You must have enough gutters and downspouts. You also need to make sure those downspouts extend away from the foundation. The gutters should be periodically clearned.
The ground near the foundation should slope away from it. These steps solve 99% of wet basement issues.
What is an inexpensive way to stop my basement fireplace from leaking all over my basement floor, destroying everything in its path????
First off, we need to deal with both the potential of a leaking chimney and a leaking basement, because they are clearly working together to create this issue.
First, examine the exterior of the chimney, looking for cracks and gaps where water can get through. Secondly, look at the top of the chimney. In fact, it's is very common to for rain to get in through a damaged chimney crown - which is the concrete surface that goes between the clay flue and the exterior of the brick edge.
If you don't have a chimney cap, you should install one. That's advisable because it slows down the amount of rain water getting into the chimney.
Next, look at the drainage conditions around your house. Soil around the foundation of the whole house, but especially where chimney is, should slope away from the foundation. Gutters should be clean and free flowing with downspouts directed away at at least 4-6 feet from house. All those actions will reduce or at least slow the water coming in.
As a final step, you may want to apply a masonry sealer around the the exterior of the chimney. Masonry sealers are specially designed to be vapor permeable. That means while the sealer will keep most of the water out, it will still allow moisture to evaporate out of the brick exterior in winter - so the bricks won't freeze and break.

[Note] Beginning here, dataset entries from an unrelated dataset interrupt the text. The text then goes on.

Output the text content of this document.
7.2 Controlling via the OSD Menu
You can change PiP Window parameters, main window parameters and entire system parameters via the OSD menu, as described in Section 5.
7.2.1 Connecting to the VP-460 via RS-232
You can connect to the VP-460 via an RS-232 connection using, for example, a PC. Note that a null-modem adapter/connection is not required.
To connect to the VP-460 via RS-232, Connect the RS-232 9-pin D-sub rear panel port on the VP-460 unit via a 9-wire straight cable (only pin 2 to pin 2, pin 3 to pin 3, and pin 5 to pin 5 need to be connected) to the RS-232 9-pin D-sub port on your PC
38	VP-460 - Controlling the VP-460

Good luck and let us know how it works out!
I have a steel I-beam my in basement and permanent lally columns that are cemented into the basement floor. What is the proper method of attaching the lally colums to the steel I-beam? If it were a wooden center beam, I could nail or bolt through the lally tabs into the beam. Is there a similar approach for steel? Thanks, Larry
In residential constructions you'll often, surprisingly, find the two unattached. They're basically weighted from the top down, with the weight above them holding the lally and I-beam into place. However, the proper approach is, yes, bolting. Insert the bolt through a plate on the top column and through the I-beam.